On 8/2/2013 6:16 AM, Dmitry Olshansky wrote:
31-Jul-2013 22:20, Walter Bright пишет:
On 7/31/2013 8:26 AM, Dmitry Olshansky wrote:
Ouch... to boot it's always aligned by word size, so
key % sizeof(size_t) == 0
...
rendering lower 2-3 bits useless, that would make straight slice lower
bits
approach rather weak :)
Yeah, I realized that, too. Gotta shift it right 3 or 4 bits.
And that helped a bit... Anyhow after doing a bit more pervasive integer hash
power of 2 tables stand up to their promise.
The pull that reaps the minor speed benefit over the original (~2% speed gain!):
https://github.com/D-Programming-Language/dmd/pull/2436
2% is worth taking.
Not bad given that _aaGetRValue takes only a fraction of time itself.

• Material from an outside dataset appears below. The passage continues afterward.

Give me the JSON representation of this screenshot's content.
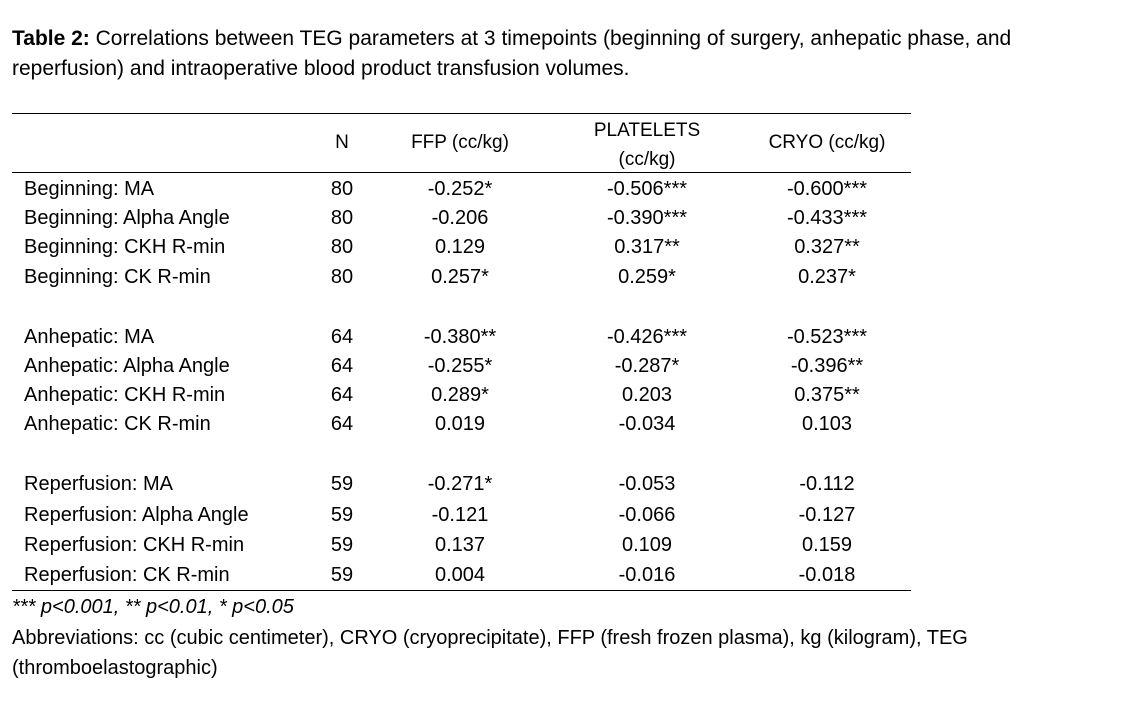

I failed to see much of any improvement on Win32 though, allocations are
dominating the picture.
And sharing the joy of having a nice sampling profiler, here is what AMD
CodeAnalyst have to say (top X functions by CPU clocks not halted).
Original DMD:
Function CPU clocks DC accesses DC misses
RTLHeap::Alloc 49410 520 3624
Obj::ledata 10300 1308 3166
Obj::fltused 6464 3218 6
cgcs_term 4018 1328 626
TemplateInstance::semantic 3362 2396 26
Obj::byte 3212 506 692
vsprintf 3030 3060 2
ScopeDsymbol::search 2780 1592 244
_pformat 2506 2772 16
_aaGetRvalue 2134 806 304
memmove 1904 1084 28
strlen 1804 486 36
malloc 1282 786 40
Parameter::foreach 1240 778 34
StringTable::search 952 220 42
MD5Final 918 318
Variation of DMD with pow-2 tables:
Function CPU clocks DC accesses DC misses
RTLHeap::Alloc 51638 552 3538
Obj::ledata 9936 1346 3290
Obj::fltused 7392 2948 6
cgcs_term 3892 1292 638
TemplateInstance::semantic 3724 2346 20
Obj::byte 3280 548 676
vsprintf 3056 3006 4
ScopeDsymbol::search 2648 1706 220
_pformat 2560 2718 26
memcpy 2014 1122 46
strlen 1694 494 32
_aaGetRvalue 1588 658 278
Parameter::foreach 1266 658 38
malloc 1198 758 44
StringTable::search 970 214 24
MD5Final 866 274 2
This underlies the point that DMC RTL allocator is the biggest speed detractor.
It is "followed" by ledata (could it be due to linear search inside?) and
surprisingly the tiny Obj::fltused is draining lots of cycles (is it called that
often?).
It's not fltused() that is taking up time, it is the static function following
it. The sampling profiler you're using is unaware of non-global function names.